Now the disaster: Our attempt at the Giant Cupcake! First of all, it was a lopsided, uneven mess! Crap! And on top of that, we forgot to bring the parchment paper to wrap the base to create the cupcake paper look on the bottom . Diane is using a paper napkin to wrap the base. We carved the cupcake top too fast and it tapered too much at the top. It looked like a funny looking mushroom cake instead of a cupcake!
Look closely at the dots on the paper napkin! It looked so bad, we decided to eliminate the paper all together.

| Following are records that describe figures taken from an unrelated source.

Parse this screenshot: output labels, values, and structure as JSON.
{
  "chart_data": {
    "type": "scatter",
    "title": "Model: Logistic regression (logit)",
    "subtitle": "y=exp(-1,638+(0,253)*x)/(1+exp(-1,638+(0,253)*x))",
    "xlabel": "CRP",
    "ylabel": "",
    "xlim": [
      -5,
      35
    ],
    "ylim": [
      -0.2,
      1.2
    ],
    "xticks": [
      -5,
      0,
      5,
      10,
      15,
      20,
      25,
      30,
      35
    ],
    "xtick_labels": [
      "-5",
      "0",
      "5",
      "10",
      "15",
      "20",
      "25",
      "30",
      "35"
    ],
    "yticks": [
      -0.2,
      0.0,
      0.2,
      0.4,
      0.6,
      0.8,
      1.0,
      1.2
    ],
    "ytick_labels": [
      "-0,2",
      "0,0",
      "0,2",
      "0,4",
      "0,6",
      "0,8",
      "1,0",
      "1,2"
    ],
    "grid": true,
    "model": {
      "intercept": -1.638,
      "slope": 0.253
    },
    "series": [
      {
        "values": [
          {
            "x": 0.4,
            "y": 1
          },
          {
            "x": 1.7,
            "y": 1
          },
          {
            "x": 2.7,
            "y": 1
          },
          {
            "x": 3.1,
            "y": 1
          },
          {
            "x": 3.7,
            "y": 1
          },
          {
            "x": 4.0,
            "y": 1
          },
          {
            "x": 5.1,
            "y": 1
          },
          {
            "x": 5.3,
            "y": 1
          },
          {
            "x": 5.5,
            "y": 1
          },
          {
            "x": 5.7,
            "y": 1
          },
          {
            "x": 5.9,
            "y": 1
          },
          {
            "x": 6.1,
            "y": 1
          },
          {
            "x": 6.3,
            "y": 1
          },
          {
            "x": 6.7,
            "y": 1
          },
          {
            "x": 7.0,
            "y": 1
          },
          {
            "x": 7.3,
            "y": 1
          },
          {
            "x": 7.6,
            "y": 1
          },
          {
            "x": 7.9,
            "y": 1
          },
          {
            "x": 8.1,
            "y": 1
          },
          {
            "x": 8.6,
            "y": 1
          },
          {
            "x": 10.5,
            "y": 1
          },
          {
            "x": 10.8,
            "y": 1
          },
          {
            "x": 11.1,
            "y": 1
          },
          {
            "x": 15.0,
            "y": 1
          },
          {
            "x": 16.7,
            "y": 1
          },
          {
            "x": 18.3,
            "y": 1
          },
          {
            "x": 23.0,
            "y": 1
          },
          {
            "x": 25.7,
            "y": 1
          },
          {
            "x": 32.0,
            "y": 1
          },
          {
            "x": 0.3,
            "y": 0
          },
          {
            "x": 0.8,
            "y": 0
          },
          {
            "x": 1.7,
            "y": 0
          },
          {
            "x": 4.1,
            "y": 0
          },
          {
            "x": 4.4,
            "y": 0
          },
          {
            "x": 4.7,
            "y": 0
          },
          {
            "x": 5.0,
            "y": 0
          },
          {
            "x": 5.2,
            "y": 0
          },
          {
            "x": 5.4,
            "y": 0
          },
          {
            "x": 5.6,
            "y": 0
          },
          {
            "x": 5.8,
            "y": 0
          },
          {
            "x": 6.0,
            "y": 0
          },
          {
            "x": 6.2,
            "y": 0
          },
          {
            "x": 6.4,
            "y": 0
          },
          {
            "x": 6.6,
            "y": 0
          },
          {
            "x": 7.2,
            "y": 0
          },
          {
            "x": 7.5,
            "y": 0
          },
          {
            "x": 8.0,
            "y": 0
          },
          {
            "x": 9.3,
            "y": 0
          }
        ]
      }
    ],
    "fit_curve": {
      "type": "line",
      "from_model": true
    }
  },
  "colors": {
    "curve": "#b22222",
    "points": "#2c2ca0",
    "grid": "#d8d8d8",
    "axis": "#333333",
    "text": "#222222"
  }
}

We ran out of frosting and tried the best we could to seal the messy cupcake top. There were so many gaps, we tried to patch up the holes with what ever frosting we could salvage.
The wife of the birthday boy holding the lopsided, uneven finished product. The raspberries were all crooked too because we tried to hide all the open gaps with raspberries. We also forgot to bring the birthday candle, so the hosts were frantic! The only thing we could come up with was a TEA LIGHT ! So you can see the tea light plopped on top of the chocolate “mushroom” mess!!!!!
The birthday boy says: “OMG! WTF??!!! Eeeeeek! How scary.”.
But he graciously smiled for the picture and blew out the tealight. Later on that night, the top of the giant cupcake was so top heavy, it fell over!
So there is our disaster story: The attempt at the giant cupcake. Please share your dinner disaster story and maybe you’ll win Roberta’s signed book! Also, a big thanks to our friend, Dani, who started this great Blog Book Tours event.!!